A box camera is a simple type of camera, the most common form being a cardboard or plastic box with a lens in one end and film at the other. They were sold in large numbers from the late 19th until the middle 20th centuries. The lenses are often single element designs meniscus fixed focus lens, or in better quality box cameras a doublet lens with minimal (if any) possible adjustments to the aperture or shutter speeds. Because of the inability to adjust focus, the small lens aperture and the low sensitivity of the sensitive materials available, these cameras work best in brightly lit day-lit scenes when the subject is within the hyperfocal distance for the lens and of subjects that move little during the exposure. Eventually, box cameras with photographic flash, shutter and aperture adjustment were introduced, allowing indoor photos.

== Purpose ==
The Kodak camera introduced in 1888 was the first box camera to become widely adopted by the public and its design became the archetype for box camera designs introduced by many different manufacturers. The use of flexible roll film meant that the cameras were light and portable and could be used without the encumbrance of tripods and the attendant difficulty of using glass photographic plates which were typical of professional cameras. Before the introduction of the Kodak, photographers were responsible for making their own arrangements for the development and printing of their pictures. The first Kodak came pre-loaded with film and the customer returned the camera to Kodak for processing and to be reloaded with film for the customer. In 1900, a Yale plate box camera cost US$2 (about $ in dollars). and a Kodak rollfilm box sold for US$1 (about $ in dollars)

== Typical box cameras ==
- Kodak introduced in May 1888 the first commercially successful box camera for roll film with 100 exposures — the advertising slogan being You press the button – we do the rest.
- The Kodak Brownie, a long lasting series of classical box cameras using roll film.
- The Ansco Panda was designed to compete directly with the Brownies. It used 620 film.
- The Kodak Instamatic using 126 film, later 110 film.
- The modern disposable camera using 135 film.
- The Zeiss Ikon Box-Tengor for roll film.

== Other box cameras ==
Although many cameras of the mid nineteenth century were wooden and "boxy" in appearance with a brass fitted lens on the front they should not be confused with the mass-produced box cameras that exploded in popularity after the introduction of the first Kodak.

===Le Phoebus 1870===
The "Le Phoebus" camera was typical, it was built of mahogany wood with a brass mounted lens in a rack-and-pinion focuser to adjust the projected image sharply onto a ground glass at the back. Most cameras like this used glass plates. The lens did not come equipped with a shutter; instead, the lenscap was removed and replaced to control the exposure time.

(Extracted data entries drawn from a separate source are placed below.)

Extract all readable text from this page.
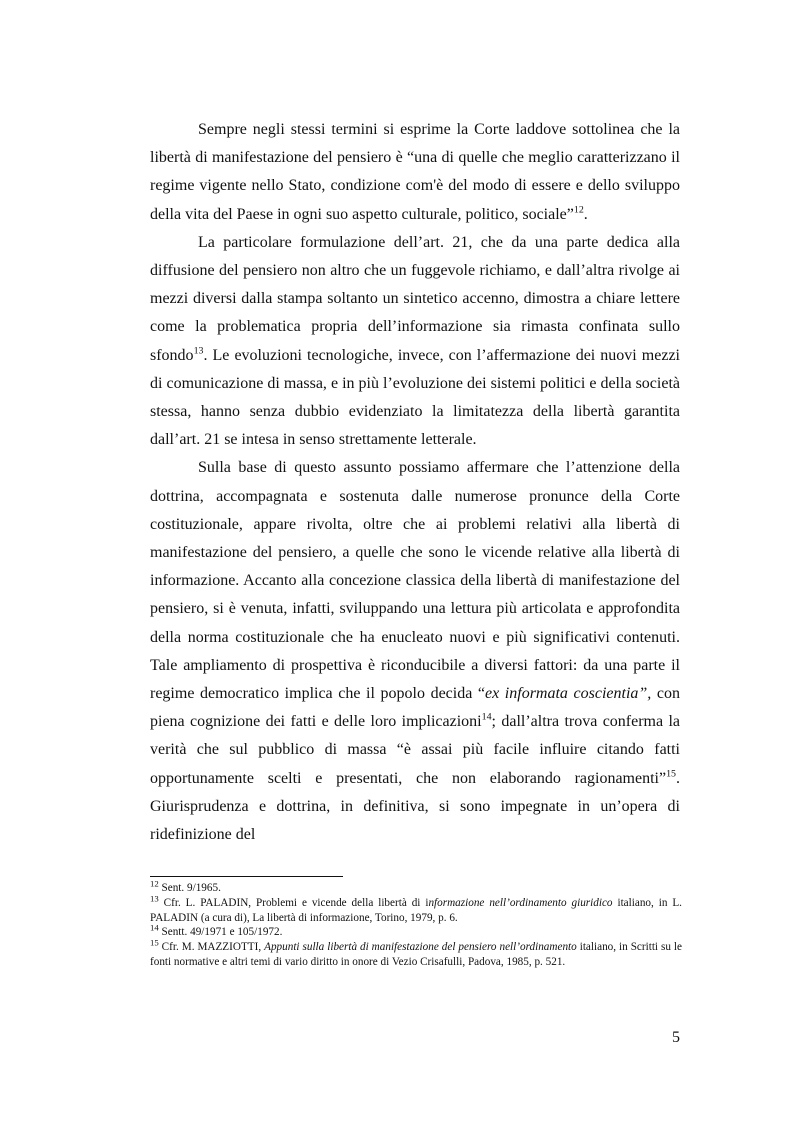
Sempre negli stessi termini si esprime la Corte laddove sottolinea che la libertà di manifestazione del pensiero è “una di quelle che meglio caratterizzano il regime vigente nello Stato, condizione com'è del modo di essere e dello sviluppo della vita del Paese in ogni suo aspetto culturale, politico, sociale”$^{12}$.

La particolare formulazione dell’art. 21, che da una parte dedica alla diffusione del pensiero non altro che un fuggevole richiamo, e dall’altra rivolge ai mezzi diversi dalla stampa soltanto un sintetico accenno, dimostra a chiare lettere come la problematica propria dell’informazione sia rimasta confinata sullo sfondo$^{13}$. Le evoluzioni tecnologiche, invece, con l’affermazione dei nuovi mezzi di comunicazione di massa, e in più l’evoluzione dei sistemi politici e della società stessa, hanno senza dubbio evidenziato la limitatezza della libertà garantita dall’art. 21 se intesa in senso strettamente letterale.

Sulla base di questo assunto possiamo affermare che l’attenzione della dottrina, accompagnata e sostenuta dalle numerose pronunce della Corte costituzionale, appare rivolta, oltre che ai problemi relativi alla libertà di manifestazione del pensiero, a quelle che sono le vicende relative alla libertà di informazione. Accanto alla concezione classica della libertà di manifestazione del pensiero, si è venuta, infatti, sviluppando una lettura più articolata e approfondita della norma costituzionale che ha enucleato nuovi e più significativi contenuti. Tale ampliamento di prospettiva è riconducibile a diversi fattori: da una parte il regime democratico implica che il popolo decida “ex informata coscientia”, con piena cognizione dei fatti e delle loro implicazioni$^{14}$; dall’altra trova conferma la verità che sul pubblico di massa “è assai più facile influire citando fatti opportunamente scelti e presentati, che non elaborando ragionamenti”$^{15}$. Giurisprudenza e dottrina, in definitiva, si sono impegnate in un’opera di ridefinizione del

$^{12}$ Sent. 9/1965.

$^{13}$ Cfr. L. PALADIN, Problemi e vicende della libertà di informazione nell’ordinamento giuridico italiano, in L. PALADIN (a cura di), La libertà di informazione, Torino, 1979, p. 6.

$^{14}$ Sentt. 49/1971 e 105/1972.

$^{15}$ Cfr. M. MAZZIOTTI, Appunti sulla libertà di manifestazione del pensiero nell’ordinamento italiano, in Scritti su le fonti normative e altri temi di vario diritto in onore di Vezio Crisafulli, Padova, 1985, p. 521.

5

===Pocket Kodak 1895–1896===
Pocket Kodaks were small (2+3/16 × 3 × 4 in) and lightweight (6 oz), and took roughly 2 in exposures on 102 size rollfilm. This camera had a new feature, a small view box that told how many exposures of film were left. They were first available in 1895 with either black or red leather covering.

===Crown Camera 1896===
Patent GB189602965 was granted on February 10, 1896 to Thomas Peter Bethell of Crown Works, Boundary Place, Liverpool for a "simple construction of camera to be made of cardboard of metal, or a combination of both". The Crown Camera had a quarter-plate cardboard-body with two waist level finders, cardboard rubber-band powered shutter, four-position rotary stops marked 1 2 3 4, a single meniscus lens, removable ground glass screen, rear sliding sheath and leather carrying strap.

===le Papillon 1905–1908===
Meaning "the butterfly," le Papillon was a small French stereo camera which made 45 × 107 mm stereoscopic images on glass plates in single plateholders.

===No. 00 Cartridge Premo Camera, 1916–1922===
The No. 00 Cartridge Premo was Kodak's smallest box camera ever. It was only 2+1/2 in tall. It uses a simple rotary shutter with meniscus lens, and does not have a viewfinder. The photographer must use the leatherette covering to attempt to see the subject of the photograph.